我的主要问题来自步骤 1。PHP DateInterval::date_diff 函数不计算天数差异。它会给我几年、几个月、几天。然后我必须捏造数字才能得到 3100 年 12 月左右的估计日期。 11/16/2009 + (1090 年 * 365.25 天) + (9 个月 * 30.5 天) + 15 天

当你真正进入遥远的未来,比如 9999 年,这个估计可能会偏差一个月,那么我必须减去很多 3 天的间隔才能到达我需要的地方。

I have a calendar application which utilizes the newer PHP DateTime classes. I have a way that I handle recurring events, but it seems hack-ish and I wanted to see if you guys have better ideas:

  1. I have a recurring event that starts 11/16/2009 (Nov 16, 2009)
  2. It will occur every 3 days
  3. The event will recur indefinitely

Let's say the user looks at the calendar for Dec, 3100 - this event should show there repeating every 3 days like normal. The question is - how do I calculate those days in that month?

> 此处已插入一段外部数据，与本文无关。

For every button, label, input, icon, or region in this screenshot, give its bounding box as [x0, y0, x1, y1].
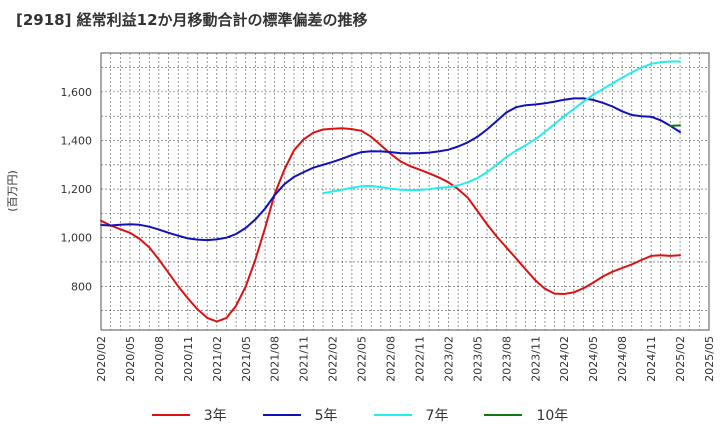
y-tick-label: 1,600 [61, 86, 93, 99]
y-tick-label: 1,200 [61, 183, 93, 196]
series-lines [100, 60, 681, 323]
x-tick-label: 2022/11 [413, 336, 426, 382]
x-axis-ticks: 2020/02 2020/05 2020/08 2020/11 2021/02 2021/… [95, 336, 716, 382]
x-tick-label: 2022/08 [385, 336, 398, 382]
x-tick-label: 2020/08 [153, 336, 166, 382]
grid-lines [101, 53, 709, 330]
legend-swatch [484, 414, 523, 416]
x-tick-label: 2020/11 [182, 336, 195, 382]
x-tick-label: 2024/02 [558, 336, 571, 382]
x-tick-label: 2022/05 [356, 336, 369, 382]
y-tick-label: 800 [71, 280, 92, 293]
x-tick-label: 2020/05 [124, 336, 137, 382]
x-tick-label: 2021/11 [298, 336, 311, 382]
x-tick-label: 2021/08 [269, 336, 282, 382]
y-tick-label: 1,400 [61, 134, 93, 147]
x-tick-label: 2023/08 [500, 336, 513, 382]
series-line-0 [100, 127, 681, 323]
legend-label: 7年 [425, 408, 449, 424]
x-tick-label: 2024/11 [645, 336, 658, 382]
y-tick-label: 1,000 [61, 232, 93, 245]
x-tick-label: 2024/05 [587, 336, 600, 382]
legend-item: 7年 [373, 405, 449, 425]
series-line-2 [322, 60, 681, 195]
y-axis-label: (百万円) [6, 170, 19, 212]
x-tick-label: 2025/02 [674, 336, 687, 382]
legend-swatch [262, 414, 301, 416]
plot-frame [100, 52, 710, 331]
legend-item: 10年 [484, 405, 568, 425]
x-tick-label: 2021/05 [240, 336, 253, 382]
legend-item: 5年 [262, 405, 338, 425]
legend-swatch [373, 414, 412, 416]
x-tick-label: 2021/02 [211, 336, 224, 382]
legend-swatch [151, 414, 190, 416]
legend-label: 3年 [203, 408, 227, 424]
x-tick-label: 2025/05 [703, 336, 716, 382]
x-tick-label: 2023/05 [471, 336, 484, 382]
series-line-1 [100, 97, 681, 242]
x-tick-label: 2020/02 [95, 336, 108, 382]
series-line-3 [669, 124, 681, 127]
x-tick-label: 2024/08 [616, 336, 629, 382]
x-tick-label: 2023/11 [529, 336, 542, 382]
x-tick-label: 2023/02 [442, 336, 455, 382]
y-axis-ticks: 800 1,000 1,200 1,400 1,600 [61, 86, 93, 293]
chart-title: [2918] 経常利益12か月移動合計の標準偏差の推移 [16, 11, 368, 29]
legend-label: 5年 [314, 408, 338, 424]
legend: 3年 5年 7年 10年 [0, 403, 720, 427]
legend-item: 3年 [151, 405, 227, 425]
legend-label: 10年 [536, 408, 569, 424]
x-tick-label: 2022/02 [327, 336, 340, 382]
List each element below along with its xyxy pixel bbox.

=========================================

This is how I basically do it, but I know I'm missing something easier:

  1. I calculate the difference in days between the start of the month being looked at (Dec 1, 3100) and the event start date (Nov 16, 2009) stored as $daysDiff
  2. I subtract the modulus, so that I get a factor of 3 days from the start like this: $daysDiff - ($daysDiff % 3)
  3. For the sake of argument lets say that gives me Nov 29, 3100 as a date.
  4. I then add 3 days to that date repeatedly until I have all the dates within Dec 3100

My main problem comes with step 1. The PHP DateInterval::date_diff function does not calculate differences in days. It will give me years, months, and days. I then have to fudge the numbers to get an estimate date around Dec, 3100.
11/16/2009 + (1090 years * 365.25 days) + (9 months * 30.5 days) + 15 days

When you go REAL far into the future like the year 9999, this estimation can be off by a month, then I have to subtract a lot of 3 day intervals to get where I need.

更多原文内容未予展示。